実話怪談集。不安感だけを手渡されたような奇妙な読後感の話が多い。冒頭からいきなり会った記憶がなく当人にはいつまでたっても会えない「みすずさん」や壁に浮き出た奇妙な模様に纏る「猫笑い」等、怪談というよりショートショートを読んでいるかのよう。特に「島憑き」の島に取り憑かれるという奇想天外な一品は凄い。決して怖くはないのだが、奇妙な味の小説を読んだ後のような不安感がいつまでも残る作品が多々有る。今後どのような作品を書くのか楽しみです。

2012/08/31

内島菫

著者が『トートロジー考』を読み始めて下さっていることをツイッターでみかけ手に取る。45話からなる実話怪談集。1話目から語り口が自分と遠くないことを感じる。が、より佇まいよく言葉を置くような、私が仁王立ちでふんばって地面に立つとしたら、著者はギリシャ彫刻のコントラポストで重心を傾けつつバランスを保つ立ち方というか。怪異が、夢と同様に、肝心なところがぼやけてしまったり覚えていなかったりして逃れ去る特徴が、逆に生者の方が踏み込まなかったり直前で引き返して逃れたりすることも含めて、どの話にもよく描かれている。

2020/09/27

澤水月

平山夢明氏が見つけ出した才能。「猫笑い」「破れ障子」「顔談」などかなり面白い。短歌の歌人でもあるとのことで経歴も興味深そうだ。さて以下、全く独り語りをば。個人的に驚いたのだがインディーズ文芸誌「ウィッチンケア」3 http://witchenkare.blogspot.jp/で我妻氏が散文を、私が実話怪談を発表していた。同じく20年近くも前に平山氏の文に魅了された身、不思議な縁があるものだなぁ…とつくづく驚愕するとともにプロの怪談作家の脇で気付かずに書いていたとはお恥ずかしい次第。
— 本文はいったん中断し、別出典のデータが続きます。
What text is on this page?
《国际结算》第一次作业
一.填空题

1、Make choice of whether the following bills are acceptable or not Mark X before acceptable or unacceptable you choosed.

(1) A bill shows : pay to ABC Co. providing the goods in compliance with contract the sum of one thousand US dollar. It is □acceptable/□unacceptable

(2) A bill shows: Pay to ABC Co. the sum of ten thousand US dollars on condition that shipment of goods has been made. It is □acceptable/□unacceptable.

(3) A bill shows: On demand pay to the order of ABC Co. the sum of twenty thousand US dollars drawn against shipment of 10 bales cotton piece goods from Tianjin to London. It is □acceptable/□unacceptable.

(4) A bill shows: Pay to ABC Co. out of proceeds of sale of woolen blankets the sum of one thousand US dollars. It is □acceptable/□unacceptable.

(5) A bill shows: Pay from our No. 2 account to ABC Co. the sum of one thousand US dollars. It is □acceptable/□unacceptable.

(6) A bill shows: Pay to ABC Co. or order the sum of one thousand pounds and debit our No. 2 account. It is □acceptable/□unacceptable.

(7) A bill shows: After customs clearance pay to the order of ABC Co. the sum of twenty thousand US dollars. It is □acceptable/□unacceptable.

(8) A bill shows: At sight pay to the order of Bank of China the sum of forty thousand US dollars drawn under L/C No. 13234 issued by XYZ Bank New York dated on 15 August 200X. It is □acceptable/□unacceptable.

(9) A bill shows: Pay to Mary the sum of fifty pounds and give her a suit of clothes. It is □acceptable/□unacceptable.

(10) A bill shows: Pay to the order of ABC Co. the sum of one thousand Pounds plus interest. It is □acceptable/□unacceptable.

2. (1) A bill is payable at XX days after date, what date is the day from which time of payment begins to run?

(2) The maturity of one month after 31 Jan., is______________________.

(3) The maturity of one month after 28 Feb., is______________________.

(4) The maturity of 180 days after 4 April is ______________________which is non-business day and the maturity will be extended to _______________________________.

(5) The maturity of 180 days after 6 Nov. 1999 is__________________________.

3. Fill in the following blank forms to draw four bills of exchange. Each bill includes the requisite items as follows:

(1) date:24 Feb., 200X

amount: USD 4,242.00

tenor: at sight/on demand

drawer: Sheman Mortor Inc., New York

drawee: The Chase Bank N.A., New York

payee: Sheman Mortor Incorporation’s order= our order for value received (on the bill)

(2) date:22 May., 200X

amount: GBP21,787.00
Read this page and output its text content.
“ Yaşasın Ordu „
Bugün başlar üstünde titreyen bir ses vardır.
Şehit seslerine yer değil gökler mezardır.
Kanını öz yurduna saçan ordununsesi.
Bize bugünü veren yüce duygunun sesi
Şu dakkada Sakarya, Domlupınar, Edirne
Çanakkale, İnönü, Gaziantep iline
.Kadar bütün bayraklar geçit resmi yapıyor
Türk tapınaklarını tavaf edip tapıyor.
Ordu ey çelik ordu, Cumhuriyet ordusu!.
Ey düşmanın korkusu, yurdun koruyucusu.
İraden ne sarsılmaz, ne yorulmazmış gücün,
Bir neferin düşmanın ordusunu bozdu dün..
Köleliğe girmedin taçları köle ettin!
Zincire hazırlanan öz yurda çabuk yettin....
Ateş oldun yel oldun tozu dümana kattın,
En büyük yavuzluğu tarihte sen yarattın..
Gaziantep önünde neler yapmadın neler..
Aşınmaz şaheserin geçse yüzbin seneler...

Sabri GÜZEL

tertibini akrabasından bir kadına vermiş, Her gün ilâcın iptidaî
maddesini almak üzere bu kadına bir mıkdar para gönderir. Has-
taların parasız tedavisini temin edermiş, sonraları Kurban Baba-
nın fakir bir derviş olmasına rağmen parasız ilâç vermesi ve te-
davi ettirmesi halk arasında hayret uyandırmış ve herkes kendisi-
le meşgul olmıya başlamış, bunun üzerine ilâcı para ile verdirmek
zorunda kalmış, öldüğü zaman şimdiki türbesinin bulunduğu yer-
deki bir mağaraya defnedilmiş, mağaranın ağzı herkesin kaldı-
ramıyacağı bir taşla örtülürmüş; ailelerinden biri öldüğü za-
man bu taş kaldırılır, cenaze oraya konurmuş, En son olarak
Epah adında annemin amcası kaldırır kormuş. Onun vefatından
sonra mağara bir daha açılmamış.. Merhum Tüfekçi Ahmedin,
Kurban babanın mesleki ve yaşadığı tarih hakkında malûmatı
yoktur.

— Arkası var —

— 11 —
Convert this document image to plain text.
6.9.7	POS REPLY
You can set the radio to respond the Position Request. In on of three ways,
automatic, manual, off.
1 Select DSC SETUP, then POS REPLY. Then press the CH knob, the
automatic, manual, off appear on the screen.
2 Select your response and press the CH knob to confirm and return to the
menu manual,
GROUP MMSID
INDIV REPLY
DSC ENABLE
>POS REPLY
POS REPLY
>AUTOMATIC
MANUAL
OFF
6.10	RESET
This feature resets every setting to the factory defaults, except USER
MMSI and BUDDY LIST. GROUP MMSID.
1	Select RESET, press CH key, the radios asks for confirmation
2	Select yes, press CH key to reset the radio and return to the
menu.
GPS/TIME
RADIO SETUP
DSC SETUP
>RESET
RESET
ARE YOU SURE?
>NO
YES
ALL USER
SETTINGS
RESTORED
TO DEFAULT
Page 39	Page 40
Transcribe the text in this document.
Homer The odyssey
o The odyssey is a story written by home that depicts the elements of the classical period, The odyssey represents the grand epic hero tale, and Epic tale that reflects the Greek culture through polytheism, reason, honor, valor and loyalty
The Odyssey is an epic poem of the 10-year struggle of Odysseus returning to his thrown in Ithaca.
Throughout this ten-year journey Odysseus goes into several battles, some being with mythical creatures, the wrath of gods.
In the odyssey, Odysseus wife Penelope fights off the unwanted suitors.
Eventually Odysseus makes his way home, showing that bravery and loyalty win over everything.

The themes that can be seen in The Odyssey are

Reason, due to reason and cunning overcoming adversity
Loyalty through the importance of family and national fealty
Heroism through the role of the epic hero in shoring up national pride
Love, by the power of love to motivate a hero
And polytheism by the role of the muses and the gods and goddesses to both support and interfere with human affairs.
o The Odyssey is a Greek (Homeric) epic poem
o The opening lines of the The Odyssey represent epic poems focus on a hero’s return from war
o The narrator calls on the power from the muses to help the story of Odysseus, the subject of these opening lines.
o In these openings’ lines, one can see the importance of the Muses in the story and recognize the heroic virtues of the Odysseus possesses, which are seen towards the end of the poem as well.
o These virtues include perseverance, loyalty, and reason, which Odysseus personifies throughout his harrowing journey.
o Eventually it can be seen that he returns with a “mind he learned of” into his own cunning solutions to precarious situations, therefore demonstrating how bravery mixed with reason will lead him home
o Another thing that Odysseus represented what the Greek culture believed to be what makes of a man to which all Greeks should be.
色々精進したい…

2012/08/28

ラルル

ちょっと物足りない話もいくつかありましたが、この方の書かれる怪談は趣が独特で興味深く感じました。あとがきの話がその最たるものな気がします。こんな興味深い話をあとがきに?と思ったんですが、この奇妙な感じは絶妙過ぎて人によってはキャッチ出来ない方もいらっしゃるような気がします。だからあとがきなのかなと。よく聞く王道の話から斜め45度…いや、26度ぐらいのとても絶妙な角度を行く一冊でした。